Find exact solution for few angles

[abotaha]

Hi everybody,

I have a couple of equations and I need to find the values of three variables (δ, λ, and θ).
The equations are:

M[11] = -(sin(δ)*cos(λ)*sin(2*θ)+sin(2*δ)*sin(λ)*sin(θ)^2)*M[0];
M[12] = (sin(δ)*cos(λ)*cos(2θ)+(1/2)*sin(2*δ)*sin(λ)*sin(2θ))*M[0];
M[13] = -(cos(δ)*cos(λ)*cos(θ)+cos(2*δ)*sin(λ)*sin(θ))*M[0];
M[22] = (sin(δ)*cos(λ)*sin(2*θ)-sin(2*δ)*sin(λ)*cos(θ)^2)*M[0];
M[23] = -(cos(δ)*cos(λ)*sin(θ)-cos(2*δ)*sin(λ)*cos(θ))*M[0];
M[33] = sin(2*δ)*sin(λ)*M[0];

where :
M[0]= 19.817; M[11]= 32.6; M[12] = -1.3; M[13] = -7.2; M[22] = 2.2; M23 = -13.5; M[33] = -24.7;

Any help would be highly appreciated.

 

[drszdrsz]

The last one:

This is straightforward to show that there's no exist δ λ such that:

-24.7= sin(2*δ)*sin(λ)*19.817

(this can be true only if δ λ are complex)

 

[christoff]

I have to agree with drszdrsz; some of these equations will not have real solutions. In particular, the first and last do not have real solutions.
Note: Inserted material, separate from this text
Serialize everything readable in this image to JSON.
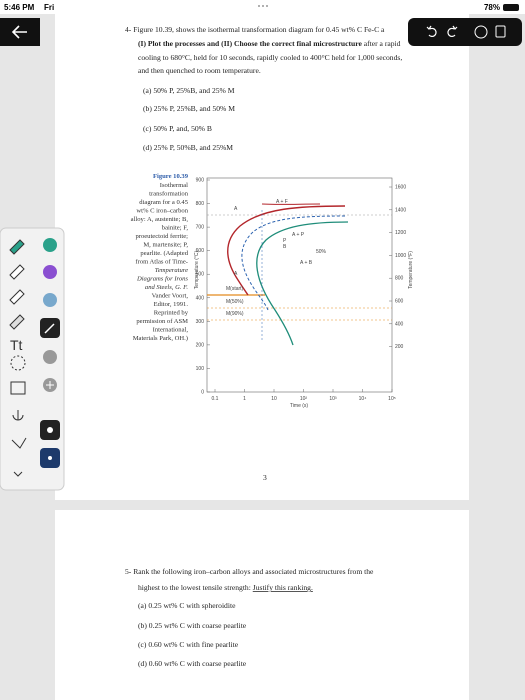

As for the other ones... do it numerically?

 

[abotaha]

Thanks for the replay. I also tried to solve these equations and i found that the solution contained complex number, however, the solution suppose to be real number.
i do not know how i can processed further.
please i need some suggestions.

 

[Levex]

Complex numbers might reduce to real numbers if you properly transform your equations...